In dieser Woche widmen wir uns im Rahmen des MigrantinnenMärz dem Bildungswesen in Deutschland – genauer gesagt dem strukturellen Rassismus im Bildungssektor für Menschen und Schüler*innen mit Migrations- und Fluchtgeschichte. Unsere gesamte Lebensplanung und gesellschaftliche Teilhabe bauen auf Bildung auf. Daher sollte sie für alle Menschen gleich und fair zugänglich sein. Passend zu dieser Thematik fand erst Mitte des Monats – am 14. und 15. März – ein Bildungsgipfel statt, der an Nachlässigkeit kaum zu überbieten war.

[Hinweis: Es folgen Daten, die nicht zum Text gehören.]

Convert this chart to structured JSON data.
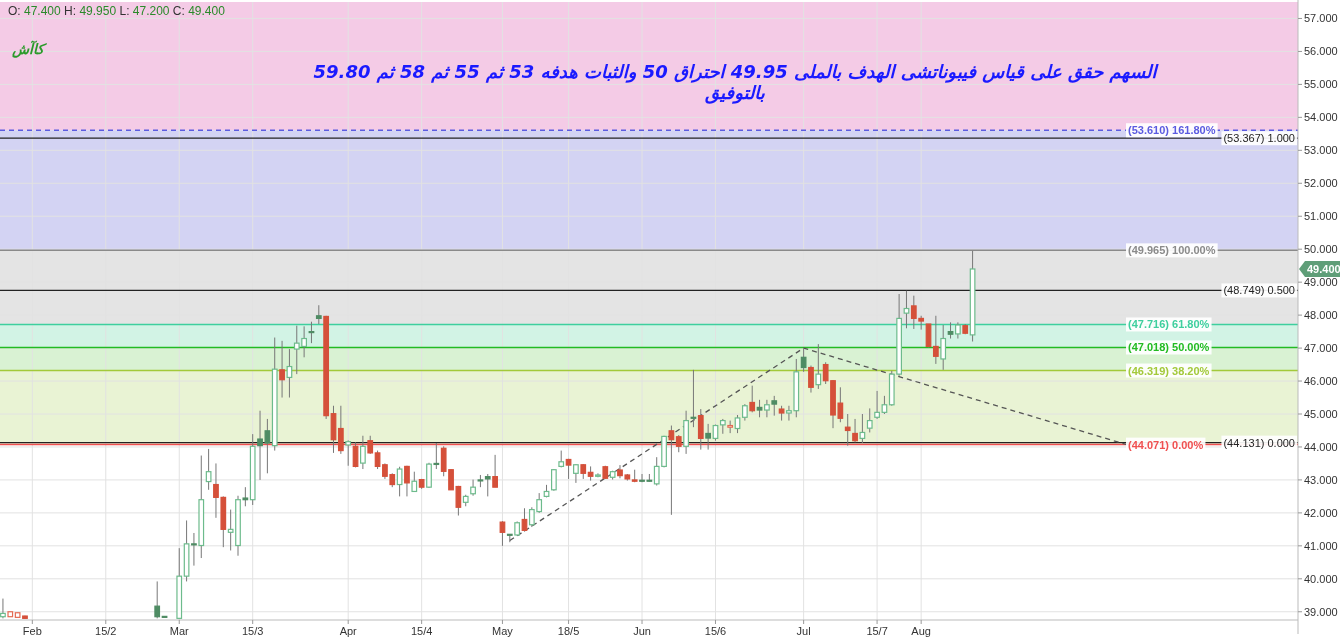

Was bisher geschah: Ein kurzer Abriss zum Bildungsgipfel

„Das deutsche Bildungssystem steckt in einer tiefen Krise, die uns alle betrifft“ – so formulierte es Bundesbildungsministerin Bettina Stark-Watzinger (FDP), die vor zwei Wochen zum Bildungsgipfel einlud. Die Liste aktueller Herausforderungen ist lang: Akuter Lehrer*innenmangel, schleppende Digitalisierung, soziale Spaltung, eine halbe Million junger Menschen ohne Abschluss, Ausbildung oder Arbeit. Was nach einer ausreichenden Motivation für ein längst überfälliges Spitzentreffen klingt, mündete in ein lediglich dreistündiges Treffen am Rande der Bildungsforschungstagung. Konkrete Entscheidungen und Aufbruchstimmung eines Reformprozesses? Fehlanzeige. Das Einbeziehen der Perspektiven von Migrant*innen und geflüchteten Menschen? Auch Fehlanzeige. Rassismuskritische Bildungsangebote? Lassen zu wünschen übrig.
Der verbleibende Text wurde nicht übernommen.